Sheila McNulty Investors increasingly concerned about climate change

One way of judging investor sentiment is through the types of investor resolutions filed each year. This year, a record 95 resolutions involving climate change have been filed. That is a 40 per cent increase over last year’s proxy season, according to Ceres, a coalition of investors, environmental groups and other public interest groups working to address sustainability issues.

It says that the 95 resolutions have been filed with 82 US and Canadian companies, including some of the US’ biggest coal companies, electric power and oil producers; homebuildiers; big box retailers; financial institutions and other businesses investors believe are not adequately disclosing and manging potential climate-related business impacts. These include ExxonMobil, ConocoPhillips, Southern Company, and so on.
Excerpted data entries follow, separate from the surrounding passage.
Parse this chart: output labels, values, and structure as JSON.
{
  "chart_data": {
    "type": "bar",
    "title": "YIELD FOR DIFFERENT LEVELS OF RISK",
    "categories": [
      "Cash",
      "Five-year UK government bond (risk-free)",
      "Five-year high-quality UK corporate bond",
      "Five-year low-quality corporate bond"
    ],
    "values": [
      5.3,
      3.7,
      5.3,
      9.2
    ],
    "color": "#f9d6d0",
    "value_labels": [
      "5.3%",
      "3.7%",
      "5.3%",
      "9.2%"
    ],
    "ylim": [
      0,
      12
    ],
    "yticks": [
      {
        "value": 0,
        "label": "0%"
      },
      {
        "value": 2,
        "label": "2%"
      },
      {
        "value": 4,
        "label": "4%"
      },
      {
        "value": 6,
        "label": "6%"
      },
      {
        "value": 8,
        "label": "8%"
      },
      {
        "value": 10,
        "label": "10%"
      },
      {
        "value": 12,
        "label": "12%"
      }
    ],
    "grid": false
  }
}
In the words of Mindy Lubber, president of Ceres, which helps coordinate the shareholder filings:

As the SEC recently affirmed with its disclosure guidance, climate change presents clear material risks and opportunities for US busiensses – and investors have a right to know which companies are well prepared and which are not.
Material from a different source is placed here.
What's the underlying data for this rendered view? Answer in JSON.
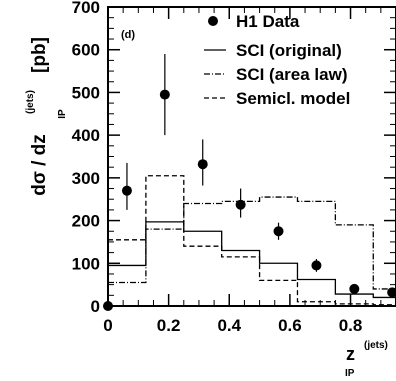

Jack Ehnes, chief executive of the California State Teachers’ Retirement System, which manages $131bn in assets, put it this way:

We want our companies to closely look at the impact climate-change legislation and regulation have on them, to realistically assess those risks, and to consider the indirect consequences of climate change-driven regulation and business trend son thei ractivities. The SEC’s interpretive guidance outlines exactly the kind of action we have been asking our portfolio companies to take with regards to the issues raised by climate change. It fits with our role as a long-term investor focused on providing lasting value of for the educators of California and their families.

The SEC issued guidance in late January to clarify what publicly-traded companies must disclose to investors in terms of climate-related material effects on business operations.

So even as Congress fears signing climate legislation into law, it seems investors are increasingly behind it. They realise the world is changing, and companies are going to have to start accounting for carbon emissions at some point. Better get the framework in place now, so the risks all this will pose to US companies will become clear. That will give them a better sense of the potential impact on their investments.